Today, many of us will gather with family and friends for the traditional Thanksgiving feast. We'll eat, drink, watch football and count our blessings. This is typically a day for gratitude, and at Beautiful Day gratitude is certainly on our minds. We have much to be thankful for. This year, as many resettlement agencies closed their doors, we decided to respond to declining national support for refugees by growing even stronger. And we are grateful for our many successes.
Our gratitude list is long, but here are three that stand out: First, we are grateful for our successful sales/marketing efforts. This year, we focused on expanding our retail presence throughout Rhode Island and our customers can now purchase our products in stores across the state. Plus, we have hundreds of new followers on Facebook and Twitter and the numbers are growing daily.
Second we are grateful to Bolt Coffee. Thanks to them, we have added coffee to our product line and you can now enjoy a nice cup of joe with your morning granola. Bottoms up!

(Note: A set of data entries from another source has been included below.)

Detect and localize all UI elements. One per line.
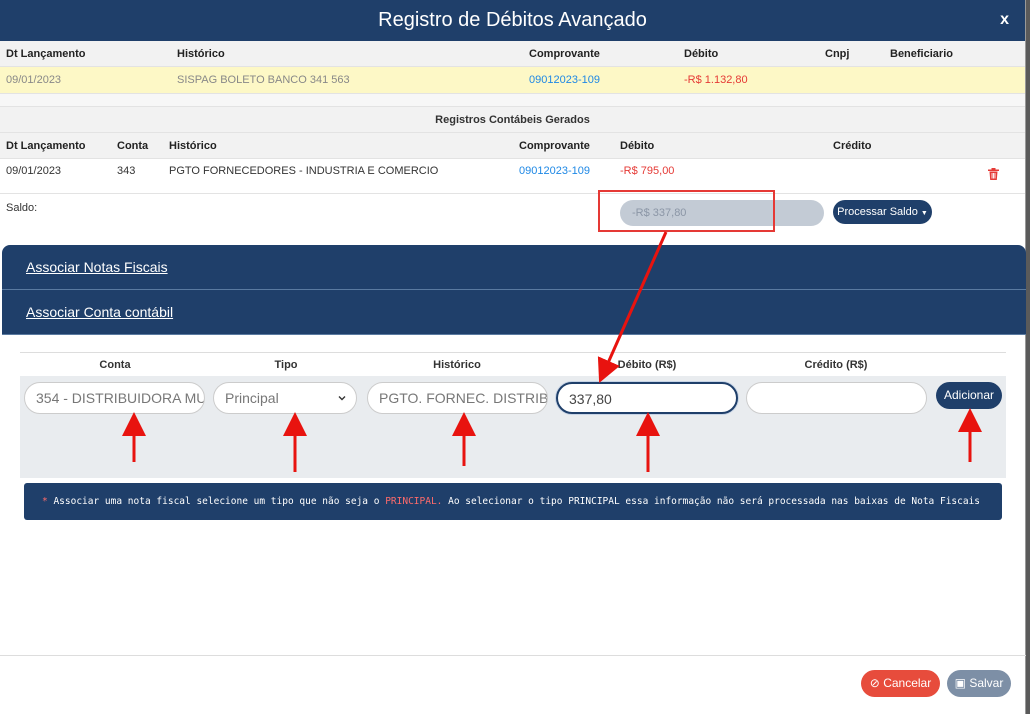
cancel-label: Cancelar (883, 676, 932, 690)
col-comprovante: Comprovante (519, 140, 590, 152)
modal-dialog: Registro de Débitos Avançado x Dt Lançam… (0, 0, 1026, 714)
cell-debito: -R$ 795,00 (620, 165, 675, 177)
accordion-associar-notas[interactable]: Associar Notas Fiscais (2, 245, 1026, 290)
col-historico: Histórico (169, 140, 217, 152)
accordion-associar-notas-label[interactable]: Associar Notas Fiscais (26, 259, 168, 275)
notice-highlight: PRINCIPAL. (385, 496, 443, 507)
col-conta: Conta (117, 140, 149, 152)
info-notice: * Associar uma nota fiscal selecione um … (24, 483, 1002, 520)
col-dt-lancamento: Dt Lançamento (6, 48, 86, 60)
tipo-select-value: Principal (225, 390, 279, 406)
form-col-debito: Débito (R$) (617, 359, 677, 371)
form-header: Conta Tipo Histórico Débito (R$) Crédito… (20, 352, 1006, 376)
cell-comprovante-link[interactable]: 09012023-109 (529, 67, 600, 94)
form-col-conta: Conta (99, 359, 131, 371)
accordion: Associar Notas Fiscais Associar Conta co… (2, 245, 1026, 335)
table-row[interactable]: 09/01/2023 SISPAG BOLETO BANCO 341 563 0… (0, 67, 1025, 94)
divider (0, 94, 1025, 107)
cancel-button[interactable]: ⊘ Cancelar (861, 670, 940, 697)
modal-header: Registro de Débitos Avançado x (0, 0, 1025, 41)
processar-saldo-button[interactable]: Processar Saldo ▼ (833, 200, 932, 224)
cell-conta: 343 (117, 165, 136, 177)
footer-divider (0, 655, 1026, 656)
cell-date: 09/01/2023 (6, 74, 62, 86)
historico-input[interactable]: PGTO. FORNEC. DISTRIB (367, 382, 548, 414)
floppy-icon: ▣ (954, 676, 966, 690)
debito-input[interactable]: 337,80 (556, 382, 738, 414)
generated-records-title: Registros Contábeis Gerados (0, 107, 1025, 133)
notice-text-1: Associar uma nota fiscal selecione um ti… (47, 496, 386, 507)
cell-historico: PGTO FORNECEDORES - INDUSTRIA E COMERCIO (169, 165, 439, 177)
col-comprovante: Comprovante (529, 48, 600, 60)
cell-comprovante-link[interactable]: 09012023-109 (519, 159, 590, 183)
saldo-label: Saldo: (6, 202, 38, 214)
save-button[interactable]: ▣ Salvar (947, 670, 1011, 697)
col-cnpj: Cnpj (825, 48, 850, 60)
save-label: Salvar (969, 676, 1004, 690)
close-button[interactable]: x (1000, 11, 1009, 29)
processar-saldo-label: Processar Saldo (837, 206, 918, 218)
chevron-down-icon (338, 396, 346, 401)
col-debito: Débito (620, 140, 655, 152)
col-debito: Débito (684, 48, 719, 60)
generated-table-header: Dt Lançamento Conta Histórico Comprovant… (0, 133, 1025, 159)
adicionar-button[interactable]: Adicionar (936, 382, 1002, 409)
trash-icon[interactable] (988, 168, 999, 180)
top-table-header: Dt Lançamento Histórico Comprovante Débi… (0, 41, 1025, 67)
conta-input[interactable]: 354 - DISTRIBUIDORA MU (24, 382, 205, 414)
saldo-input (620, 200, 824, 226)
notice-text-2: Ao selecionar o tipo PRINCIPAL essa info… (442, 496, 981, 507)
accordion-associar-conta[interactable]: Associar Conta contábil (2, 290, 1026, 335)
ban-icon: ⊘ (869, 676, 880, 690)
form-col-tipo: Tipo (274, 359, 298, 371)
tipo-select[interactable]: Principal (213, 382, 357, 414)
col-credito: Crédito (833, 140, 872, 152)
form-body: 354 - DISTRIBUIDORA MU Principal PGTO. F… (20, 376, 1006, 478)
cell-debito: -R$ 1.132,80 (684, 74, 748, 86)
cell-date: 09/01/2023 (6, 165, 62, 177)
cell-historico: SISPAG BOLETO BANCO 341 563 (177, 74, 350, 86)
col-beneficiario: Beneficiario (890, 48, 953, 60)
associar-conta-form: Conta Tipo Histórico Débito (R$) Crédito… (20, 352, 1006, 478)
saldo-area: Saldo: Processar Saldo ▼ (0, 194, 1025, 245)
form-col-credito: Crédito (R$) (804, 359, 868, 371)
credito-input[interactable] (746, 382, 927, 414)
col-dt-lancamento: Dt Lançamento (6, 140, 86, 152)
table-row: 09/01/2023 343 PGTO FORNECEDORES - INDUS… (0, 159, 1025, 194)
accordion-associar-conta-label[interactable]: Associar Conta contábil (26, 304, 173, 320)
modal-title: Registro de Débitos Avançado (378, 9, 647, 31)
caret-down-icon: ▼ (920, 210, 928, 217)
col-historico: Histórico (177, 48, 225, 60)
form-col-historico: Histórico (433, 359, 481, 371)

Finally, we are grateful to you for your continued support. Because of you, we can continue to provide the services that will enable many refugee families in Rhode Island to enjoy Thanksgiving dinner tomorrow in a place they can truly call home. We are grateful.

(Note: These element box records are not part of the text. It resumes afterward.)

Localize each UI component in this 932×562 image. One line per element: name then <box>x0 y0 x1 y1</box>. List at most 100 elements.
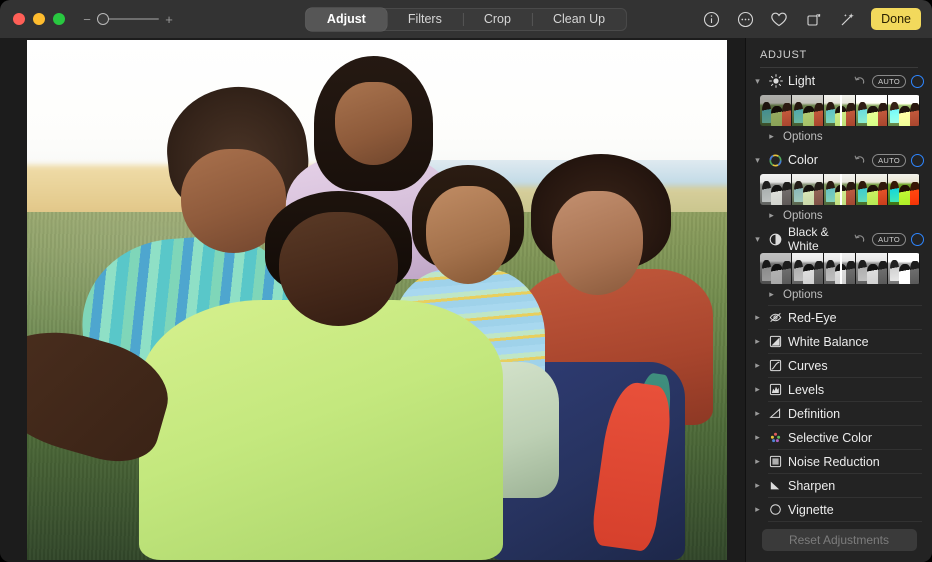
chevron-right-icon[interactable]: ▸ <box>766 290 777 299</box>
chevron-right-icon[interactable]: ▸ <box>752 385 763 394</box>
color-options-label: Options <box>783 210 823 222</box>
toggle-color[interactable] <box>911 154 924 167</box>
thumbnail-item[interactable] <box>760 253 792 284</box>
white-balance-icon <box>768 334 783 349</box>
sun-icon <box>768 74 783 89</box>
sidebar-item-label: Selective Color <box>788 431 924 445</box>
chevron-right-icon[interactable]: ▸ <box>752 337 763 346</box>
photo-image[interactable] <box>27 40 727 560</box>
revert-icon[interactable] <box>853 232 867 246</box>
rotate-icon[interactable] <box>803 9 823 29</box>
toolbar: − + Adjust Filters Crop Clean Up <box>0 0 932 38</box>
thumbnail-item[interactable] <box>856 95 888 126</box>
chevron-down-icon[interactable]: ▾ <box>752 77 763 86</box>
eye-slash-icon <box>768 310 783 325</box>
edit-mode-tabs: Adjust Filters Crop Clean Up <box>305 8 627 31</box>
zoom-in-label[interactable]: + <box>165 13 173 26</box>
zoom-slider-track[interactable] <box>97 13 159 25</box>
chevron-right-icon[interactable]: ▸ <box>766 132 777 141</box>
sidebar-item-vignette[interactable]: ▸ Vignette <box>746 498 932 521</box>
sidebar-item-label: Noise Reduction <box>788 455 924 469</box>
selective-color-icon <box>768 430 783 445</box>
section-black-and-white-label: Black & White <box>788 225 848 253</box>
sidebar-item-noise-reduction[interactable]: ▸ Noise Reduction <box>746 450 932 473</box>
black-and-white-thumbnail-strip[interactable] <box>760 253 920 284</box>
section-black-and-white[interactable]: ▾ Black & White AUTO <box>746 226 932 252</box>
color-thumbnail-strip[interactable] <box>760 174 920 205</box>
info-icon[interactable] <box>701 9 721 29</box>
tab-clean-up[interactable]: Clean Up <box>532 8 626 31</box>
auto-button-black-and-white[interactable]: AUTO <box>872 233 906 246</box>
close-button[interactable] <box>13 13 25 25</box>
window-controls <box>13 13 65 25</box>
sidebar-item-white-balance[interactable]: ▸ White Balance <box>746 330 932 353</box>
chevron-right-icon[interactable]: ▸ <box>752 313 763 322</box>
zoom-slider[interactable]: − + <box>83 13 173 26</box>
reset-adjustments-button[interactable]: Reset Adjustments <box>762 529 917 551</box>
sidebar-item-label: Levels <box>788 383 924 397</box>
zoom-button[interactable] <box>53 13 65 25</box>
tab-adjust[interactable]: Adjust <box>306 8 387 31</box>
thumbnail-item[interactable] <box>792 253 824 284</box>
strip-position-marker[interactable] <box>840 95 842 126</box>
auto-button-light[interactable]: AUTO <box>872 75 906 88</box>
light-options-row[interactable]: ▸ Options <box>746 126 932 147</box>
sidebar-item-definition[interactable]: ▸ Definition <box>746 402 932 425</box>
revert-icon[interactable] <box>853 153 867 167</box>
sidebar-item-label: Curves <box>788 359 924 373</box>
auto-button-color[interactable]: AUTO <box>872 154 906 167</box>
favorite-heart-icon[interactable] <box>769 9 789 29</box>
strip-position-marker[interactable] <box>840 253 842 284</box>
half-circle-icon <box>768 232 783 247</box>
thumbnail-item[interactable] <box>856 174 888 205</box>
chevron-right-icon[interactable]: ▸ <box>752 481 763 490</box>
thumbnail-item[interactable] <box>760 174 792 205</box>
section-color[interactable]: ▾ Color AUTO <box>746 147 932 173</box>
sidebar-item-sharpen[interactable]: ▸ Sharpen <box>746 474 932 497</box>
thumbnail-item[interactable] <box>760 95 792 126</box>
vignette-circle-icon <box>768 502 783 517</box>
revert-icon[interactable] <box>853 74 867 88</box>
chevron-right-icon[interactable]: ▸ <box>752 433 763 442</box>
section-light[interactable]: ▾ Light AUTO <box>746 68 932 94</box>
toggle-black-and-white[interactable] <box>911 233 924 246</box>
sidebar-item-label: White Balance <box>788 335 924 349</box>
thumbnail-item[interactable] <box>792 95 824 126</box>
black-and-white-options-row[interactable]: ▸ Options <box>746 284 932 305</box>
chevron-right-icon[interactable]: ▸ <box>752 457 763 466</box>
done-button[interactable]: Done <box>871 8 921 30</box>
thumbnail-item[interactable] <box>856 253 888 284</box>
tab-crop[interactable]: Crop <box>463 8 532 31</box>
definition-triangle-icon <box>768 406 783 421</box>
chevron-down-icon[interactable]: ▾ <box>752 235 763 244</box>
adjust-panel-title: ADJUST <box>746 38 932 67</box>
sidebar-item-levels[interactable]: ▸ Levels <box>746 378 932 401</box>
sidebar-item-selective-color[interactable]: ▸ Selective Color <box>746 426 932 449</box>
strip-position-marker[interactable] <box>840 174 842 205</box>
chevron-down-icon[interactable]: ▾ <box>752 156 763 165</box>
light-thumbnail-strip[interactable] <box>760 95 920 126</box>
sidebar-item-label: Sharpen <box>788 479 924 493</box>
thumbnail-item[interactable] <box>888 95 920 126</box>
chevron-right-icon[interactable]: ▸ <box>752 409 763 418</box>
more-options-icon[interactable] <box>735 9 755 29</box>
auto-enhance-wand-icon[interactable] <box>837 9 857 29</box>
zoom-out-label[interactable]: − <box>83 13 91 26</box>
toggle-light[interactable] <box>911 75 924 88</box>
photo-canvas <box>0 38 745 562</box>
minimize-button[interactable] <box>33 13 45 25</box>
sidebar-item-red-eye[interactable]: ▸ Red-Eye <box>746 306 932 329</box>
tab-filters[interactable]: Filters <box>387 8 463 31</box>
thumbnail-item[interactable] <box>888 174 920 205</box>
color-options-row[interactable]: ▸ Options <box>746 205 932 226</box>
thumbnail-item[interactable] <box>888 253 920 284</box>
chevron-right-icon[interactable]: ▸ <box>752 361 763 370</box>
levels-icon <box>768 382 783 397</box>
chevron-right-icon[interactable]: ▸ <box>752 505 763 514</box>
noise-reduction-icon <box>768 454 783 469</box>
zoom-slider-knob[interactable] <box>97 13 109 25</box>
sidebar-item-curves[interactable]: ▸ Curves <box>746 354 932 377</box>
photo-person-front-face <box>279 212 398 326</box>
thumbnail-item[interactable] <box>792 174 824 205</box>
chevron-right-icon[interactable]: ▸ <box>766 211 777 220</box>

As we think about the meaning of Thanksgiving, we are reminded that we are commemorating a feast that began with the Pilgrims, our country’s first refugees. But what is less well-known is that the actual holiday was started by Abraham Lincoln in 1863 during the darkest days of the Civil War when our country was at its most divided. Lincoln recognized the power of gratitude to unite people because it reminds them of their common humanity. In his proclamation making Thanksgiving a national holiday, he wrote that the countless blessings that the country enjoyed, even in the darkest of times, needed to be “gratefully acknowledged as with one heart and one voice by the whole American people.”

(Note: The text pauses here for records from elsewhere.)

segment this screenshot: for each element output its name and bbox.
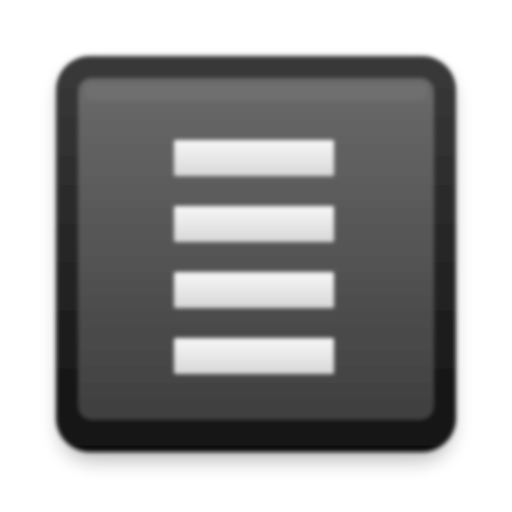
menu-line-4 — [174, 338, 334, 374]
panel-highlight — [84, 84, 428, 100]
menu-line-2 — [174, 206, 334, 242]
menu-line-1 — [174, 140, 334, 176]
menu-line-3 — [174, 272, 334, 308]
menu-app-icon[interactable] — [0, 0, 512, 512]
menu-icon — [56, 56, 456, 460]
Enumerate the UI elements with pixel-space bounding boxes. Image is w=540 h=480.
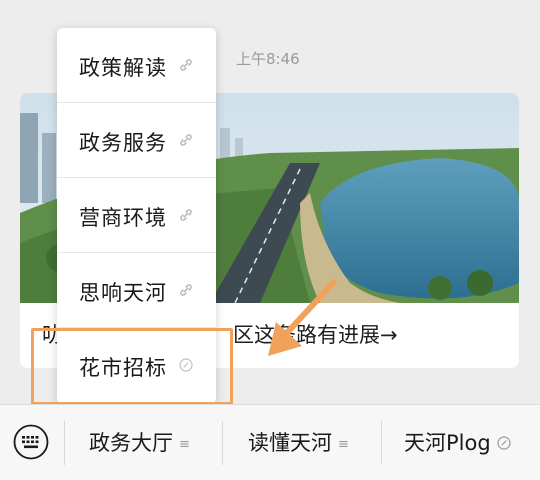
tab-label: 政务大厅 — [89, 431, 173, 455]
menu-item-label: 营商环境 — [79, 206, 167, 230]
tab-label: 天河Plog — [404, 431, 491, 455]
menu-item-services[interactable]: 政务服务 — [57, 103, 216, 178]
tab-label: 读懂天河 — [248, 431, 332, 455]
highlight-box — [31, 328, 233, 405]
menu-divider — [64, 421, 65, 465]
tab-tianhe-plog[interactable]: 天河Plog — [404, 427, 511, 457]
menu-lines-icon: ≡ — [338, 437, 349, 452]
link-icon — [180, 134, 192, 146]
menu-divider — [222, 421, 223, 465]
menu-divider — [381, 421, 382, 465]
link-icon — [180, 59, 192, 71]
link-icon — [180, 209, 192, 221]
link-icon — [497, 436, 511, 450]
menu-item-business[interactable]: 营商环境 — [57, 178, 216, 253]
bottom-menu-bar: 政务大厅 ≡ 读懂天河 ≡ 天河Plog — [0, 404, 540, 480]
pointer-arrow-icon — [268, 279, 337, 356]
tab-read-tianhe[interactable]: 读懂天河 ≡ — [248, 427, 349, 457]
tab-government-hall[interactable]: 政务大厅 ≡ — [89, 427, 190, 457]
menu-item-label: 政策解读 — [79, 56, 167, 80]
keyboard-icon[interactable] — [13, 424, 49, 460]
chat-timestamp: 上午8:46 — [236, 50, 300, 68]
menu-item-tianhe[interactable]: 思响天河 — [57, 253, 216, 328]
menu-lines-icon: ≡ — [179, 437, 190, 452]
menu-item-label: 政务服务 — [79, 131, 167, 155]
menu-item-policy[interactable]: 政策解读 — [57, 28, 216, 103]
menu-item-label: 思响天河 — [79, 281, 167, 305]
link-icon — [180, 284, 192, 296]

We are living in a time when national divisions appear to be everywhere. Yet all of us want similar things: love, security, a roof over our heads, good things for our children. We really do speak with "one heart and one voice" when it comes to our most basic hopes and dreams. As Lincoln acknowledged, it is possible to find common ground around gratitude. As we celebrate this uplifting day, let’s make an effort to remember all that we have in common with our neighbors, especially our newest neighbors. From all of us at Beautiful day, Happy Thanksgiving to everyone.